< Changing People's Minds

Transcript

Friday, December 16, 2011

BOB GARFIELD:

It's hard to change behavior behind the wheel, but there are precedents:  seatbelt use and drunk driving. Candace Lightner founded Mothers Against Drunk Driving in 1980, after her daughter Cari was killed at the hands of a repeat offender. It was the second time one of her daughters had been victimized.

CANDACE LIGHTNER:

The first time her sister was injured, and basically nothing happened with the driver. When Cari was killed, I just assumed, because she was killed, that the driver would go to prison and he would be prosecuted. And that was definitely not the case.

I used to call it the only socially acceptable form of homicide in this country. Comedians made jokes about it. Everyone did it. I decided to do something about it, to start an organization so that attitudes would change and this would never happen again.

BOB GARFIELD:

And how long did it take for society at large to demand change?

CANDACE LIGHTNER:

Traffic safety experts told me it would take at least ten years, and it just happened within months.
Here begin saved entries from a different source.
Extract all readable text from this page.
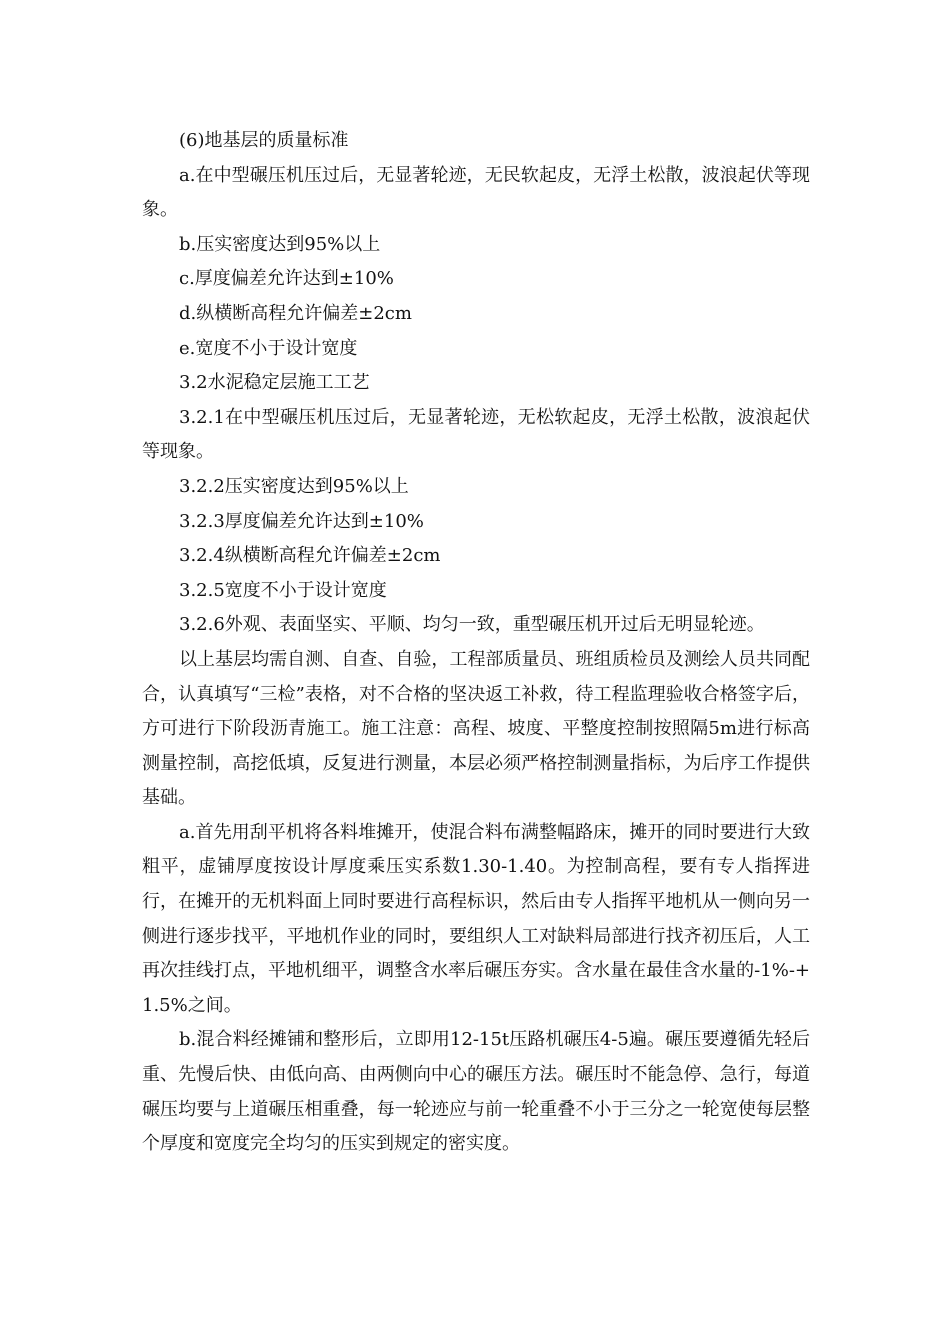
(6)地基层的质量标准

a.在中型碾压机压过后，无显著轮迹，无民软起皮，无浮土松散，波浪起伏等现象。

b.压实密度达到95%以上

c.厚度偏差允许达到±10%

d.纵横断高程允许偏差±2cm

e.宽度不小于设计宽度

3.2水泥稳定层施工工艺

3.2.1在中型碾压机压过后，无显著轮迹，无松软起皮，无浮土松散，波浪起伏等现象。

3.2.2压实密度达到95%以上

3.2.3厚度偏差允许达到±10%

3.2.4纵横断高程允许偏差±2cm

3.2.5宽度不小于设计宽度

3.2.6外观、表面坚实、平顺、均匀一致，重型碾压机开过后无明显轮迹。

以上基层均需自测、自查、自验，工程部质量员、班组质检员及测绘人员共同配合，认真填写“三检”表格，对不合格的坚决返工补救，待工程监理验收合格签字后，方可进行下阶段沥青施工。施工注意：高程、坡度、平整度控制按照隔5m进行标高测量控制，高挖低填，反复进行测量，本层必须严格控制测量指标，为后序工作提供基础。

a.首先用刮平机将各料堆摊开，使混合料布满整幅路床，摊开的同时要进行大致粗平，虚铺厚度按设计厚度乘压实系数1.30-1.40。为控制高程，要有专人指挥进行，在摊开的无机料面上同时要进行高程标识，然后由专人指挥平地机从一侧向另一侧进行逐步找平，平地机作业的同时，要组织人工对缺料局部进行找齐初压后，人工再次挂线打点，平地机细平，调整含水率后碾压夯实。含水量在最佳含水量的-1%-+1.5%之间。

b.混合料经摊铺和整形后，立即用12-15t压路机碾压4-5遍。碾压要遵循先轻后重、先慢后快、由低向高、由两侧向中心的碾压方法。碾压时不能急停、急行，每道碾压均要与上道碾压相重叠，每一轮迹应与前一轮重叠不小于三分之一轮宽使每层整个厚度和宽度完全均匀的压实到规定的密实度。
All of a sudden comedians stopped joking about it. You know, it wasn't as humorous as it used to be. And within a very short period of time lives started being saved.

BOB GARFIELD:

When it comes to texting while driving, how do you get from the sort of visceral understanding that it's wrong from actually changing your own personal behavior?

CANDACE LIGHTNER:

In the first place, I think we all believe it's not gonna happen to us. And until you start realizing that it does, and you do that when victims speak out or when it happens to someone close to you.

BOB GARFIELD:

I want to ask you a question that it - it upsets me to even have to ask it. Do we need another story as monstrous as Cari's?

CANDACE LIGHTNER:

We do. And there are some because I've met them and I work with them, but we're a nation that's run by management by crisis. Distracted driving hasn't quite reached the crisis that drunk driving did when my daughter was killed. I mean, 25,000 people a year were being killed. We had crashes where, you know, bus drivers were drunk and killed numerous children. There was a horrible crash that killed nine members of the same family, just before I went public with my organization, in a nearby county.

We haven't quite had that yet with distracted driving, so it doesn't have the same horror, I think, as you were talking about that drunk driving did. But it will, it will. Its day is coming. If we don't do something about it, it will.

BOB GARFIELD:

If laws are enacted, is that guaranteed to change behaviors?

CANDACE LIGHTNER:

The media attention that is generated because the law is changing actually is what I believe causes the change in behavior, more so than the laws. And especially when you have PSAs, etc., saying, you will be jailed if you are caught drunk driving, or your license will be taken away or your car will be taken away. That has an impact.

Right now, legislators aren't passing laws. You can still text while driving in a number of states. You can still talk on your cell phone while driving in a number of states. And until that changes people are gonna think it's socially acceptable.

BOB GARFIELD:

If you were running the media campaign, what would you do?

CANDACE LIGHTNER:

Oh, well I'll tell you, I would do exactly what I did with the drunk driving. Number one, I called on my governor to do a task force on the issue. I would generate grassroots support by trying to approach victims of distracted driving and have them speak out and speak before their legislators.

The other thing I did is I went to TV shows who had drunk driving on their shows, and I asked them if they would put a message on their shows. Cheers was one of the shows we went to, to say something like, you know, if you drink, don't drive, which they did.

And I see a lot of distracted driving on TV shows, a lot of cell phone usage on TV shows. I would go to them and say, you need to show by example that this is dangerous behavior.

BOB GARFIELD:

Don't take this the wrong way, but does this effort require someone who is just a total pain in the ass for -

[CANDACE LAUGHING]

- all parties concerned.

CANDACE LIGHTNER:

It requires leadership and passion. [LAUGHS]

BOB GARFIELD:

Yeah, that's, that's exactly what I meant.

[LAUGHS]

CANDACE LIGHTNER:

[LAUGHING] It requires someone who believes they're right, you know, and believes this is a just cause and believes that saving lives is worth just everything. And, and I do.

BOB GARFIELD:

All right, Candace. Thank you so much.

CANDACE LIGHTNER:

Okay, thank you.

BOB GARFIELD:

Candace Lightner has recently founded another traffic safety group, We Save Lives.